Introduction: Multiple myeloma is a plasma cell disorder characterised by hypercalcaemia, renal dysfunction, and anaemia with bony lytic lesions. While multiple myeloma remains incurable, advancements in treatment have significantly improved patient outcomes. The choice of treatment depends on factors such as disease stage, patient age, overall health, and specific genetic abnormalities if present. Induction therapy typically includes proteasome inhibitors and dexamethasone with immunomodulators. Following induction, an autologous stem cell transplant recommended as a consolidative therapy for multiple myeloma. In our study, we retrospectively analysed 40 patients with multiple myeloma who underwent autologous stem cell transplants between January 2020 and December 2024. Aim: To assess disease characteristics, transplant-related complications, and outcomes in patients undergoing autologous stem cell transplant for multiple myeloma. Results: A total of 40 patients were evaluated. 32 (80%) were male, and 8 (20%) were female. Of these, 20 were under 50 years old, and 20 were over 50 years old. The most common co-morbidity was hypertension (HTN) in 6 (15%). Twenty-one (52.5%) had IgG Kappa disease. Twenty-four (60%) patients were in ISS I at the time of transplant. The most frequently used chemotherapy was VRD (Bortezomib, Lenalidomide, and Dexamethasone) in 33 (82.5%) cases. The disease assessment after chemotherapy showed that 18 (45%) patients achieved VGPR; 13 (32.5%) were in CR; and 9 (22.5%) were in PR before undergoing stem cell transplant. All patients received Inj Melphalan 200 mg/m2 or 140 mg/m2 as a conditioning regimen. The median stem cell dose was 7.54 x 10^6 cells/kg (interquartile range 2.59–23.9 million cells/kg). Transplantrelated complications included febrile neutropenia in 39 (96%), mucositis in 40 (100%), vomiting in 36 (90%), pneumonia in 5 (12.5%), and perianal complications in 12 (30%) patients.

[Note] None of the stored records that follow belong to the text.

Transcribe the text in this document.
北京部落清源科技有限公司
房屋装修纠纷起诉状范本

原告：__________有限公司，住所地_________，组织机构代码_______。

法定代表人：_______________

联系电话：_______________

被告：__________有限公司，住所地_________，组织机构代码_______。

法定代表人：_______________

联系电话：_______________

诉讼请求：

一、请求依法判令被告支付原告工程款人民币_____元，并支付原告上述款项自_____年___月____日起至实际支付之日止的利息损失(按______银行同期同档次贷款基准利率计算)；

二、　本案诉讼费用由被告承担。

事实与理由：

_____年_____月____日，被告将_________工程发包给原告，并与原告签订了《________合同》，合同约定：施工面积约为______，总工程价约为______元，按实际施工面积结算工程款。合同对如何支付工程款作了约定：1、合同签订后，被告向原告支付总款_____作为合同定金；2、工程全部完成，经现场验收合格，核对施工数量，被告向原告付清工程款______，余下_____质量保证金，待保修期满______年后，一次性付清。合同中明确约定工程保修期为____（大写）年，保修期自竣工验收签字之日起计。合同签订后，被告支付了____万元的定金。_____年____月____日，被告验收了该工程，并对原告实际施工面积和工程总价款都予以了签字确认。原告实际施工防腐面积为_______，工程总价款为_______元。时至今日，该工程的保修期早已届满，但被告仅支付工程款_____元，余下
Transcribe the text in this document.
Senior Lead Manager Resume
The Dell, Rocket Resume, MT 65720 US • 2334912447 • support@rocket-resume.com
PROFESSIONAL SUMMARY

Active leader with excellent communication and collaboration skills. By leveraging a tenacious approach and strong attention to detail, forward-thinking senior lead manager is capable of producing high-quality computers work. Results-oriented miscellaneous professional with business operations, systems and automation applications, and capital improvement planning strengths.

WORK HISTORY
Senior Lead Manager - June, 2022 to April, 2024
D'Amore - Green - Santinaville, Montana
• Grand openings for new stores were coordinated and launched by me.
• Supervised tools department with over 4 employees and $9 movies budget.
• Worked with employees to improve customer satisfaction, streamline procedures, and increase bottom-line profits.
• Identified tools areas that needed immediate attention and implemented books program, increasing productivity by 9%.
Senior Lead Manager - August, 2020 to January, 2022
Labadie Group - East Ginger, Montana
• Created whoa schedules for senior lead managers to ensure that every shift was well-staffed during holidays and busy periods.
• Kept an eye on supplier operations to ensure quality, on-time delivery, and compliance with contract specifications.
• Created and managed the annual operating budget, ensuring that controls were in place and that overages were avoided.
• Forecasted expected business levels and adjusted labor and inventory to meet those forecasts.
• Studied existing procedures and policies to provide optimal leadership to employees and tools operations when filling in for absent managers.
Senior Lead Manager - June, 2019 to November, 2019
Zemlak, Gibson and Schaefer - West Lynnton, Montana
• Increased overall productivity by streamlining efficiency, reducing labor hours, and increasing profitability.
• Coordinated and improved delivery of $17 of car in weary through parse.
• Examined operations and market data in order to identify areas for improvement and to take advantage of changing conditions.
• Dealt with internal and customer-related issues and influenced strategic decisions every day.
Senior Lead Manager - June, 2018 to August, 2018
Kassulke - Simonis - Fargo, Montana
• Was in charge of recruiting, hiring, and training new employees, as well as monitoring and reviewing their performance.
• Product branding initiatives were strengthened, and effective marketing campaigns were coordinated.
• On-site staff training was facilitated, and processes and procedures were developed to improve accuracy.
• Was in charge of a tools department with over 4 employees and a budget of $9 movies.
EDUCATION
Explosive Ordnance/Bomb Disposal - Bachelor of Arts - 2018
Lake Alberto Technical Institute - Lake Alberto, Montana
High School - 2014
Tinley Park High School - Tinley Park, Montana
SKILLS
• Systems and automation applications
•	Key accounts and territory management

The mean hospital stay from stem cell rescue to discharge was 12 days. No mortality was observed during the hospital stay or until 100 days after the stem cell transplant. At a median follow-up of 21 months, biochemical relapse was documented in 5 (12.5%) patients, while clinical relapse occurred in 4 (10%). Overall survival at 12 months was 97.5%. Conclusion: Day 30 and Day 100 mortality was 0%, with a 1-year survival rate of 97.5% (at a median followup of 21 months). The 1-year cumulative probability of event-free survival was 87.5%.